President Obama has much on his plate these days, and his workload will increase once the new Congress is sworn in. Cuba is not high on his radar and would afford him little, if any, short-term political gain if he wanted to change tack. While he won his presidency without the need to take Florida or the Cuban-American vote, there is another presidential race in two years, and the swing state remains vital for both parties.
Obama is simply the latest politician to succumb to the schizophrenic polemics over revolutionary Cuba. While outside the White House, the issue was framed through the lens of foreign policy; once inside, the overriding consideration has turned to national politics.
Which leaves the prospect for change as elusive as ever, all the more disappointing as many had hoped the new President would make good on his pledge for a “new beginning,”8 to finally bring a measure of rationality between the island of 11 million and its powerful neighbor to the north.

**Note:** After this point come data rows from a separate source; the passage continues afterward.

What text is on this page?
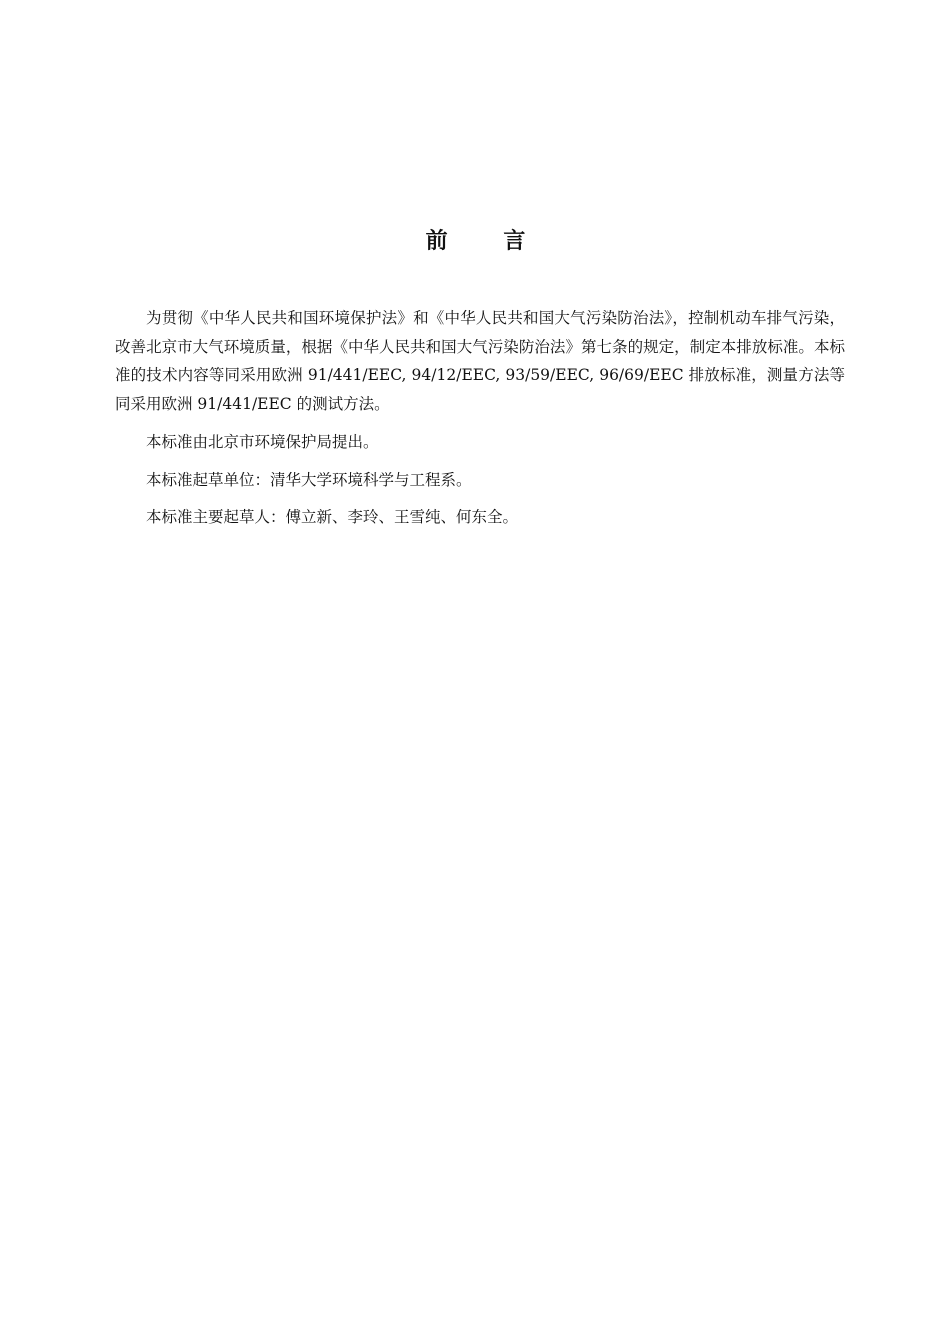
前 言

为贯彻《中华人民共和国环境保护法》和《中华人民共和国大气污染防治法》，控制机动车排气污染，改善北京市大气环境质量，根据《中华人民共和国大气污染防治法》第七条的规定，制定本排放标准。本标准的技术内容等同采用欧洲 91/441/EEC, 94/12/EEC, 93/59/EEC, 96/69/EEC 排放标准，测量方法等同采用欧洲 91/441/EEC 的测试方法。

本标准由北京市环境保护局提出。

本标准起草单位：清华大学环境科学与工程系。

本标准主要起草人：傅立新、李玲、王雪纯、何东全。
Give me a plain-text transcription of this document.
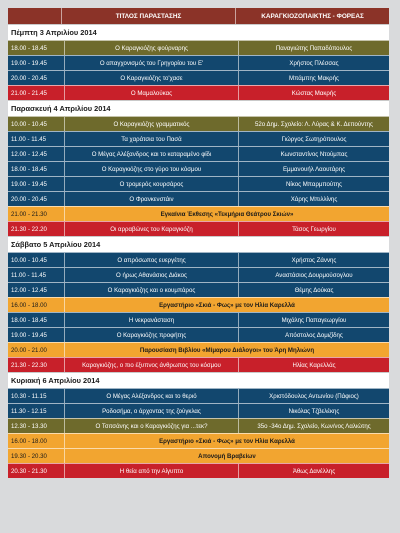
ΤΙΤΛΟΣ ΠΑΡΑΣΤΑΣΗΣ	ΚΑΡΑΓΚΙΟΖΟΠΑΙΚΤΗΣ - ΦΟΡΕΑΣ
Πέμπτη 3 Απριλίου 2014
18.00 - 18.45	Ο Καραγκιόζης φούρναρης	Παναγιώτης Παπαδόπουλος
19.00 - 19.45	Ο απαγχονισμός του Γρηγορίου του Ε'	Χρήστος Πλέσσας
20.00 - 20.45	Ο Καραγκιόζης το'χασε	Μπάμπης Μακρής
21.00 - 21.45	Ο Μαμαλούκας	Κώστας Μακρής
Παρασκευή 4 Απριλίου 2014
10.00 - 10.45	Ο Καραγκιόζης γραμματικός	52ο Δημ. Σχολείο: Λ. Λύρας & Κ. Δεπούντης
11.00 - 11.45	Τα χαράτσια του Πασά	Γιώργος Σωτηρόπουλος
12.00 - 12.45	Ο Μέγας Αλέξανδρος και το καταραμένο φίδι	Κωνσταντίνος Ντούμπας
18.00 - 18.45	Ο Καραγκιόζης στο γύρο του κόσμου	Εμμανουήλ Λαουτάρης
19.00 - 19.45	Ο τρομερός κουρσάρος	Νίκος Μπαρμπούτης
20.00 - 20.45	Ο Φρανκενστάιν	Χάρης Μπιλλίνης
21.00 - 21.30	Εγκαίνια Έκθεσης «Τεκμήρια Θεάτρου Σκιών»
21.30 - 22.20	Οι αρραβώνες του Καραγκιόζη	Τάσος Γεωργίου
Σάββατο 5 Απριλίου 2014
10.00 - 10.45	Ο απρόσωπος ευεργέτης	Χρήστος Ζάννης
11.00 - 11.45	Ο ήρως Αθανάσιος Διάκος	Αναστάσιος Δουρμούσογλου
12.00 - 12.45	Ο Καραγκιόζης και ο κουμπάρος	Θέμης Δούκας
16.00 - 18.00	Εργαστήριο «Σκιά - Φως» με τον Ηλία Καρελλά
18.00 - 18.45	Η νεκρανάσταση	Μιχάλης Παπαγεωργίου
19.00 - 19.45	Ο Καραγκιόζης προφήτης	Απόστολος Δομιζίδης
20.00 - 21.00	Παρουσίαση Βιβλίου «Μίμαρου Διάλογοι» του Άρη Μηλιώνη
21.30 - 22.30	Καραγκιόζης, ο πιο έξυπνος άνθρωπος του κόσμου	Ηλίας Καρελλάς
Κυριακή 6 Απριλίου 2014
10.30 - 11.15	Ο Μέγας Αλέξανδρος και το θεριό	Χριστόδουλος Αντωνίου (Πάφιος)
11.30 - 12.15	Ροδοσήμα, ο άρχοντας της ζούγκλας	Νικόλας Τζβελέκης
12.30 - 13.30	Ο Τσιτσάνης και ο Καραγκιόζης για ...τεκ?	35ο -34ο Δημ. Σχολείο, Κων/νος Λαλιώτης
16.00 - 18.00	Εργαστήριο «Σκιά - Φως» με τον Ηλία Καρελλά
19.30 - 20.30	Απονομή Βραβείων
20.30 - 21.30	Η θεία από την Αίγυπτο	Άθως Δανέλλης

1 “Obama Awaits ‘Full Results’ of Cuba’s Vow for Change,” AFP, October 19, 2010.
2 Anya Landau French, “Stiffing Havana,” Foreign Policy, November 16, 2010.
3 Katya Rodriguez, “Cuba-U.S. Rhetoric Timeline: Hope for a Basic Shift in Policy Disintegrates in Continued Polarization,” Council on Hemispheric Affairs, March 17, 2010.
4 ibid
5 Laura Carlsen, “CIP Analysts Look at Obama’s First Year,” CIP Americas, January 27, 2010.
6 Rodriguez, op. cit.
7 Posada Carriles admitted in a New York Times article of his involvement in the bombing campaign. Ann Louise Bardach and Larry Rohter, “Key Cuba Foe Claims Exile’s Backing,” New York Times, July 12, 1998, p. 10. He later recanted his admission.
8 Jeff Franks, “No Bloom Yet in U.S.-Cuba Ties after April Overtures,” Reuters, May 17, 2009.
Keith Bolender is author of Voices from the Other Side: An Oral History of Terrorism against Cuba (Pluto Press, London 2010), distributed in the United States by Palgrave/Macmillan.